Porte-parole de l’Intersyndicale, Godefroid Matondo a vivement remercié le gouvernement pour la promptitude dans l’exécution des engagements pris à Bibwa, ce qui n’a jamais été le cas par le passé. «Les syndicats vont s’impliquer profondément dans l’assainissement du fichier des enseignants», a-t-il rassuré
Le gouvernement et le banc syndical des enseignants ont procédé à la signature de l’Arrêté interministériel portant création et mise en place de la Commission permanente de suivi des accords de Bibwa, lundi 14 octobre 2024 en la salle des conférences du ministère de la Fonction publique, Modernisation et Innovation à Kinshasa.
Le vice-Premier ministre chargé de la Fonction publique, Jean-Pierre Lihau; la ministre d’État chargée de l’Education nationale et Nouvelle citoyenneté, Raïssa Malu; le ministre d’État chargé du Budget, Aimé Boji Sangara; et la vice-ministre des Finances, O’Neige Nsele Mimpa, ont apposé leurs signatures sur le document. La cérémonie s’est déroulée en présence des délégués de l’Intersyndicale des enseignants, du Synecat, du Syeco, Synieco et Syneep.
Nettoyage du fichier des enseignants
Au cours de l’événement, les membres du gouvernement central ont insisté, chacun dans son mot de circonstance, sur l’impérieuse nécessité du nettoyage du fichier des enseignants. «Cet assainissement permettra de lutter contre la fraude, d’élaguer les fictifs, pour dégager des marges budgétaires qui seront affectées à l’amélioration des conditions socio-professionnelles des enseignants», ont-ils souligné. Par ailleurs, le gouvernement a également insisté sur l’octroi du statut particulier d’agent public de l’État à l’enseignant RD-congolais.
Dans son intervention, la ministre d’État en charge de l’Education nationale, Raïssa Malu, a dit sa gratitude et sa disponibilité pour cette nouvelle collaboration, revenant sur l’option d’assainir le fichier pour une amélioration significative des conditions des enseignants. Pour sa part, le VPM Jean-Pierre Lihau a, dans le mot introductive, souligné l’importance de l’arrêté interministériel qui cadre avec le dialogue permanent caractérisant l’action du gouvernement dirigé par la Première ministre Judith Suminwa Tuluka, suivant le cap fixé par le Président de la République Félix-Antoine Tshisekedi Tshilombo.
«Face aux difficultés, les divergences, il n’y a que le dialogue pour aplanir les choses, et surtout tracer les voies ensemble pour avancer», a-t-il dit aux délégués syndicaux. Jean-Pierre Lihau a rappelé que la création de cette commission permanente fait partie des accords signés à Bibwa, afin de procéder à des évaluations périodiques de l’exécution des engagements pris. À propos de l’assainissement du fichier, le VPM Jean-Pierre Lihau a laissé entendre qu’actuellement, il y a plus ou moins 700.000 enseignants des écoles publiques dans un fichier qui comporte des fictifs, des fraudeurs, d’où d’un fichier nettoyé et maîtrisé par le gouvernement.
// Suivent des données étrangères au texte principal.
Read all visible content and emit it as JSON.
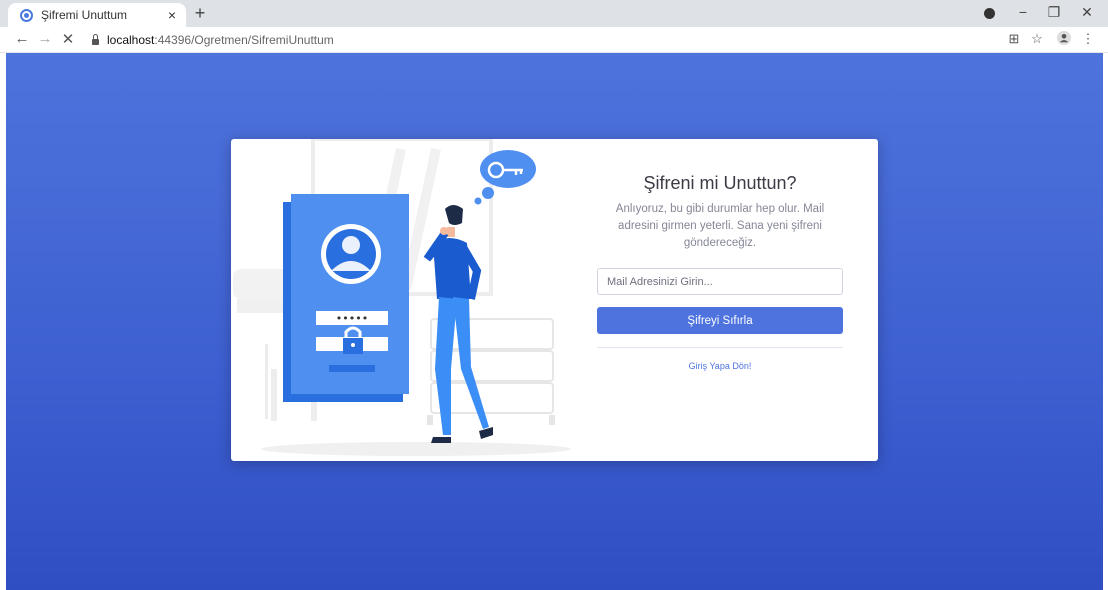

Amélioration des conditions de travail des agents de l’État
Le ministre d’État en charge du Budget, Aimé Boji, a, quant à lui, indiqué qu’en 2025, le gouvernement va accélérer le contrôle des effectifs pour dégager des marges budgétaires devant permettre d’améliorer les conditions de travail des agents de l’État. Et la vice-ministre des Finances O’Neige Nsele Mimpa a laissé entendre que les dépenses des rémunérations sont les priorités du ministère des Finances, en dehors des dépenses sécuritaires. «La paie des enseignants est la marque de reconnaissance du gouvernement pour le travail et le sacrifice des enseignants car, le Président de la République tient à la valorisation de la profession enseignante», a-t-elle signifié.
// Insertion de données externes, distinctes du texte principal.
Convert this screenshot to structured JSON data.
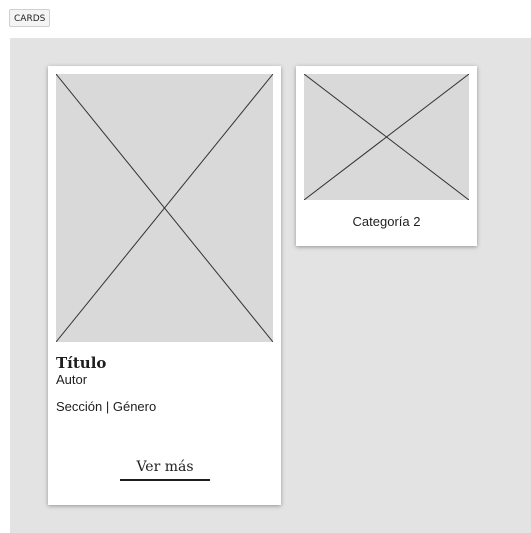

Porte-parole de l’Intersyndicale, Godefroid Matondo a vivement remercié le gouvernement pour la promptitude dans l’exécution des engagements pris à Bibwa, ce qui n’a jamais été le cas par le passé. «Les syndicats vont s’impliquer profondément dans l’assainissement du fichier des enseignants», a rassuré Godefroid Matondo. Les accords conclus le 26 août dernier au Village Venus à Bibwa, dans la banlieue de Kinshasa, entre le gouvernement et le banc syndical des enseignants portaient sur la paie complémentaire de 50.000 FC ajoutés au salaire, et 20.000 FC de prime de la gratuité. «50.000 FC devront être ajoutés après le nettoyage du fichier de paie des enseignants», a-t-on appris.